The parades are a precede to Gaelic football and hurling games, she said.
The two best sports clubs play at the major stadium at Croke Park in Dublin.
“Croke Park is named after Archbishop Croke, patron of the Gaelic Athletic Association,” she said.
The games also are televised.
Evening becomes a celebration of traditional drama, music and singing and dancing, she said.
Alan said the nice dinner often eaten by family members doesn’t include corned beef and cabbage.
“The feast would be like a Christmas dinner,” he said. “My favorite part of the day has always been the sporting aspect of it. Sports is the big thing for me, because my (family) participated in sports in younger years.”
Because St. Patrick’s Day occurs during Lent — the 40 days, not counting the six Sundays between Ash Wednesday and Easter — celebrants are given a dispensation from not drinking, Trudi said.
In celebration of St. Patrick’s Day in Clovis, the couple made Irish stew to serve today to the Clovis Chamber of Commerce board of directors, Trudi said.
The holiday, of course, is to honor St. Patrick, who arrived in Ireland before A.D. 432 as a slave after being kidnapped by pirates.
The shamrock designates the clover leaf St. Patrick used in the hills, where he tended pigs and sheep, to demonstrate to pagans God and the Trinity.
God, Trudi said, was represented by the stem, and the three leaves represented the Son, the Father and the Holy Ghost.
St.
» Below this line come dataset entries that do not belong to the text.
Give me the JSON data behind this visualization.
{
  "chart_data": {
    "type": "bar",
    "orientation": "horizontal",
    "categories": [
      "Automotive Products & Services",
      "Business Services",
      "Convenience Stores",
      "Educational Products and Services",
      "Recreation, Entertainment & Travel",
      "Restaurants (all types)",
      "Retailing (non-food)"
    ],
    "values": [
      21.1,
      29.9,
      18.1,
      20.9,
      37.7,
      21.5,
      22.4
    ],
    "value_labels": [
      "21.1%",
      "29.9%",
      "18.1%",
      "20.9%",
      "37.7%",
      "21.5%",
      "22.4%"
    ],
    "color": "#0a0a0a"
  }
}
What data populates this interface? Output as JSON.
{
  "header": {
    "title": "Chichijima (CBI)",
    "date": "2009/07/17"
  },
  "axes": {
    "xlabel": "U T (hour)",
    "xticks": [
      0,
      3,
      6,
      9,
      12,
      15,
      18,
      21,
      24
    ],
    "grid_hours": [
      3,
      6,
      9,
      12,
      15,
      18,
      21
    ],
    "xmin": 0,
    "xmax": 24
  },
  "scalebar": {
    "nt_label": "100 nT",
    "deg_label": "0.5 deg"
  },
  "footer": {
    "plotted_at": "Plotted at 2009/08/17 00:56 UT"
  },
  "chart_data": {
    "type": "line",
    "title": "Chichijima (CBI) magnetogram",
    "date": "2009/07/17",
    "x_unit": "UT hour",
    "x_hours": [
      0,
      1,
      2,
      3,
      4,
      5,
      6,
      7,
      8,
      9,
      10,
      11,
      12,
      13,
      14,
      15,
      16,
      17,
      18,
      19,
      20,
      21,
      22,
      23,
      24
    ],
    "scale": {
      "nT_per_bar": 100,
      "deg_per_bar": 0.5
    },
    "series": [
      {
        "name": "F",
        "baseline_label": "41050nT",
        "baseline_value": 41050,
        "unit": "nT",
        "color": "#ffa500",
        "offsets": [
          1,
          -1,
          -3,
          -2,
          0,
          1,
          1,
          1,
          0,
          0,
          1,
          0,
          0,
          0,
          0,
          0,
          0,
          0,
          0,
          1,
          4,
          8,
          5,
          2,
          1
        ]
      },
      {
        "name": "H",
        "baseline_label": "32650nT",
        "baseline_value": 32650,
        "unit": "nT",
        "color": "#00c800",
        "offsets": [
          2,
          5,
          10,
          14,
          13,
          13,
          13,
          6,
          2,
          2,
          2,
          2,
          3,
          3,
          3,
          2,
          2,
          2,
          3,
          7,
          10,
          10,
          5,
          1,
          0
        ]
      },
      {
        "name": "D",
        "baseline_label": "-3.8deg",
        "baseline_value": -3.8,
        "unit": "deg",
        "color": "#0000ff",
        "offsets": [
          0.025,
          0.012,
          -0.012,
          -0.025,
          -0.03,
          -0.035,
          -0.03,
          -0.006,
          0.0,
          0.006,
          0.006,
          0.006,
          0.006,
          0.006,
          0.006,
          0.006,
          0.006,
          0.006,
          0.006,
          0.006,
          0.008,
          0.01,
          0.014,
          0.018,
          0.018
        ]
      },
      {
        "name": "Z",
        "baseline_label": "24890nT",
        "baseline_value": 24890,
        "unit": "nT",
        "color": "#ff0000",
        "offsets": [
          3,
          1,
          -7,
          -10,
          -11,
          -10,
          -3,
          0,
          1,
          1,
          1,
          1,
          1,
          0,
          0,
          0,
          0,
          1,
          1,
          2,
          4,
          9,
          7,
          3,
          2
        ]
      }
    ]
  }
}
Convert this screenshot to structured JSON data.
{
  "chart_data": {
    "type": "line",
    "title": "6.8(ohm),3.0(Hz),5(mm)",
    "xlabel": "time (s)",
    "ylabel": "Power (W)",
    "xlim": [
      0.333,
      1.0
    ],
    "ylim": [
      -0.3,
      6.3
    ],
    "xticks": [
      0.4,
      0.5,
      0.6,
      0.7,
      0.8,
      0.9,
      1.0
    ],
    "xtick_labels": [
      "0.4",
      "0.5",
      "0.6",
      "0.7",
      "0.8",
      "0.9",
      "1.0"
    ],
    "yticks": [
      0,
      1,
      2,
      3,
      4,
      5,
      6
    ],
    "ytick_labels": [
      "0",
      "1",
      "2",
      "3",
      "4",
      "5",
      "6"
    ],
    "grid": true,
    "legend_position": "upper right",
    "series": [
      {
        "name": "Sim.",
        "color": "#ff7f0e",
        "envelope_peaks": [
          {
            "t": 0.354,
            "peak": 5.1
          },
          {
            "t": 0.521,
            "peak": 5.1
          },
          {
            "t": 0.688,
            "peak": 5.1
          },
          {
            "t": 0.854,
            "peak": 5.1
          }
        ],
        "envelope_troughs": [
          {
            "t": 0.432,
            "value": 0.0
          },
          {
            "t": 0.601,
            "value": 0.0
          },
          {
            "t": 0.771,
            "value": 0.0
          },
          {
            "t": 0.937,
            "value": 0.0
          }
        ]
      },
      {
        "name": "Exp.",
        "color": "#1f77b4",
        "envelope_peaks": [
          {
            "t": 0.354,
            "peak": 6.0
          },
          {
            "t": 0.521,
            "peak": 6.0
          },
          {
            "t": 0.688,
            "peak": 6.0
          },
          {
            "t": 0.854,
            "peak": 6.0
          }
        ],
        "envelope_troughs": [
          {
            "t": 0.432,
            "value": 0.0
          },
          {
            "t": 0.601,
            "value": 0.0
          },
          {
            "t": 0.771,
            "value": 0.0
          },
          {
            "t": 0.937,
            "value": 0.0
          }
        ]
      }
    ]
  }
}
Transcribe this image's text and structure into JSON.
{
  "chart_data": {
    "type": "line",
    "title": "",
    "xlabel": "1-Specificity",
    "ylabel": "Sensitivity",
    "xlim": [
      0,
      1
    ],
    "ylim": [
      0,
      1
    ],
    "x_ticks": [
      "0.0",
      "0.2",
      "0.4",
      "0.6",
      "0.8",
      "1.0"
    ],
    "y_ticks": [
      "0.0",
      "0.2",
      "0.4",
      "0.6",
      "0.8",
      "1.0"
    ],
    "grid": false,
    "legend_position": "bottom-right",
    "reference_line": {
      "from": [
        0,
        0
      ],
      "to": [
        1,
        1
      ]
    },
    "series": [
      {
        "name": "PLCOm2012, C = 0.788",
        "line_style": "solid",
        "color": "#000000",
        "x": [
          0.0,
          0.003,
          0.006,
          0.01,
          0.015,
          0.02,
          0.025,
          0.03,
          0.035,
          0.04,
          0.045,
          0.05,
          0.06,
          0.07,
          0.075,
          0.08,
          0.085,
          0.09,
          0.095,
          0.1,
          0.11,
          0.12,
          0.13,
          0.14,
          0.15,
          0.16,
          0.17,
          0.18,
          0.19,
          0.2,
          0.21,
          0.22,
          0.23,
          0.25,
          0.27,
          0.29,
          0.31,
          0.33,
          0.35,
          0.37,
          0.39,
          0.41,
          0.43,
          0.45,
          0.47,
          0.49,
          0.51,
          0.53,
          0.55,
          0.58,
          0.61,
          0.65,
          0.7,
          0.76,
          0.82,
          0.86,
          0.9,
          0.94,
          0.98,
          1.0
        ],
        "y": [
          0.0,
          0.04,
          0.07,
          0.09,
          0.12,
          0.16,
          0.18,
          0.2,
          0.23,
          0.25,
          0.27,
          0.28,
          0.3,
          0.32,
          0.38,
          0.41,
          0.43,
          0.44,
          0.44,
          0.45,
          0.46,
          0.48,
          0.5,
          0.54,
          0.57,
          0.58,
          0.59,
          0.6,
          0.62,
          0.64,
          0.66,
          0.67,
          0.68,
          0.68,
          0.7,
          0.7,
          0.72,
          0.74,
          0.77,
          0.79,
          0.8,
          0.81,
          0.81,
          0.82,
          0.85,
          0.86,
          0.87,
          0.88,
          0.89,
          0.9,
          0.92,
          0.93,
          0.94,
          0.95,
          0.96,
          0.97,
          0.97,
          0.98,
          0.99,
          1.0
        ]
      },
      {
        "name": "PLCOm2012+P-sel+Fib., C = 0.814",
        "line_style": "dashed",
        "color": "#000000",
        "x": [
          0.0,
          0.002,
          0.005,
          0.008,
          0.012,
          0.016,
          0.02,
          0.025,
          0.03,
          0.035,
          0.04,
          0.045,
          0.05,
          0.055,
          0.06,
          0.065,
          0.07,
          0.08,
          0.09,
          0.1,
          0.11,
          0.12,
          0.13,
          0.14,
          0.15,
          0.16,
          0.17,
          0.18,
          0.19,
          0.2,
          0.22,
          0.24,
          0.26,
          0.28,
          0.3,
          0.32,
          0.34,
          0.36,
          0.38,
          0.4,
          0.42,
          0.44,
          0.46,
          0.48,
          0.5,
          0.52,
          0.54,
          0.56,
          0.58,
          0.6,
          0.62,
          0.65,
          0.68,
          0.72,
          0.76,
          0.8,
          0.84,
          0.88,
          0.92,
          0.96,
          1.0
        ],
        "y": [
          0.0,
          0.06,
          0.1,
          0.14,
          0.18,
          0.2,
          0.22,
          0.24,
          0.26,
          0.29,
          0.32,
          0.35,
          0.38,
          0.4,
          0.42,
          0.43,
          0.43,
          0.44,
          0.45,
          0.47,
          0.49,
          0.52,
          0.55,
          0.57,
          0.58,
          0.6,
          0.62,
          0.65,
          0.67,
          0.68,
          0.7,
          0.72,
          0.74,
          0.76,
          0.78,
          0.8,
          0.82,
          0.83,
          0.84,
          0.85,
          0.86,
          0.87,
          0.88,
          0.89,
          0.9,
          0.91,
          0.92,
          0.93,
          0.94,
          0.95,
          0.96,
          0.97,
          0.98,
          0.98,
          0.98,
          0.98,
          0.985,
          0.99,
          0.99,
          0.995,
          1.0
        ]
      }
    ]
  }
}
Patrick is credited with bringing Catholicism to Ireland.
Between 92 to 98 percent of the country is Catholic, Trudi said.
Ernie Kos, director of the Chamber of Commerce, said the Chamber has been working for about a year now with the McEntees through Southwest Cheese.
A cheese plant in Twin Falls, Idaho, affiliated with the same company that’s building Southwest Cheese in Clovis, has St. Patrick’s Day parades, Kos said.
“We’re hoping to have a parade and festivities on St. Patrick’s Day (in coming years) in association with the cheese plant … in Twin Falls, Idaho,” Kos said.